Currently the killer, presumed to be a man, a particularly violent one, judging by all the defining marks on the victims bodies, has claimed nine victims. The first three came over the span of eight years. In the last three years, the killer left behind six new bodies. Worse, two of those four bodies were discovered within the last six months and only several weeks apart.
In the terms of criminal psychology, the killer was accelerating. Kills became more frequent, often accompanied by further brutality than earlier in his progress. This was a killer not only on the verge of becoming prolific, he was getting better, smarter, and the authorities – RCMP, RNC, the OPP was called down along with members of CSIS to consult on the case, the case even attracted such famous names as John Douglas formerly of the FBI and one of the first to pioneer criminal profiling, and Dr. Elliott Leyton the Canadian serial homicide expert, both of whom visited the town and the sites of the murders in an attempt to help the local law enforcement finally track down the savage beast roaming the valley.
A rain of terror poured over Grand Falls and Windsor, it filled up and threatened to drown the entire place. It stormed, on, on, there seemed no clear sky beyond the tempest of murder and violence coming down onto them. Blood soaked the streets and left stains across the beautiful forest surrounding the town, the trees knocking in the wind whispering tales of death.
The victims are a mix, some from town and others across the tracks. People still talk of it that way. Much as they try and act as if they don't, they do, and when it comes to the victims there are plenty of folks who will talk about how two of those girls are from Windsor, two of the first crop killed, and they came from poor families out across those tracks; not to mention one is a twenty-year old Native, remembered only by the single mother she left behind to grieve down the neck of a bottle. Those same folks keep on, they'll say that that is the reason why most in town never hear about those two girls, the first and third of his victims discovered. They will say it until the end of time, and they will be right in what they say.

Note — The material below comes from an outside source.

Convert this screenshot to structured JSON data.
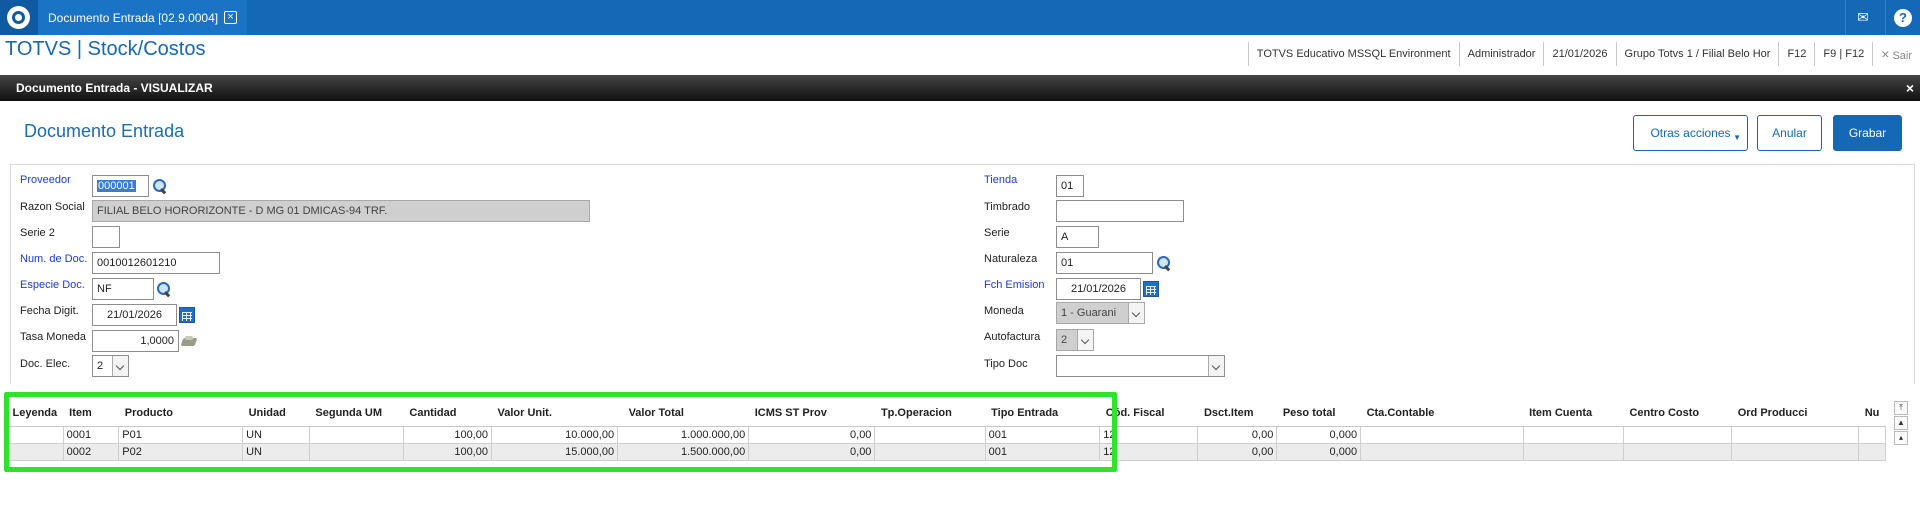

Everything goes on as usual around here. The good people keep being themselves, the bad continue wreaking havoc on the lives of those who try and live right. Like so many other small towns, so many other cities.
Except the black heart of a murderer lurks, beating hard but low beneath the tree line in the cloak of night beyond the outskirts of town, it hides away and yet there it sits – right in the light during the day – and the days, they keep passing as the calendar flips and folds through the seasons and the neighbours keep on saying hello in the morning, at lunch, in the evening, and the monster with the skin of a person, its dour and shrivelled heart sucking, spitting ooze through the veins, keeps waking up, heading out the door, and looking like everybody else.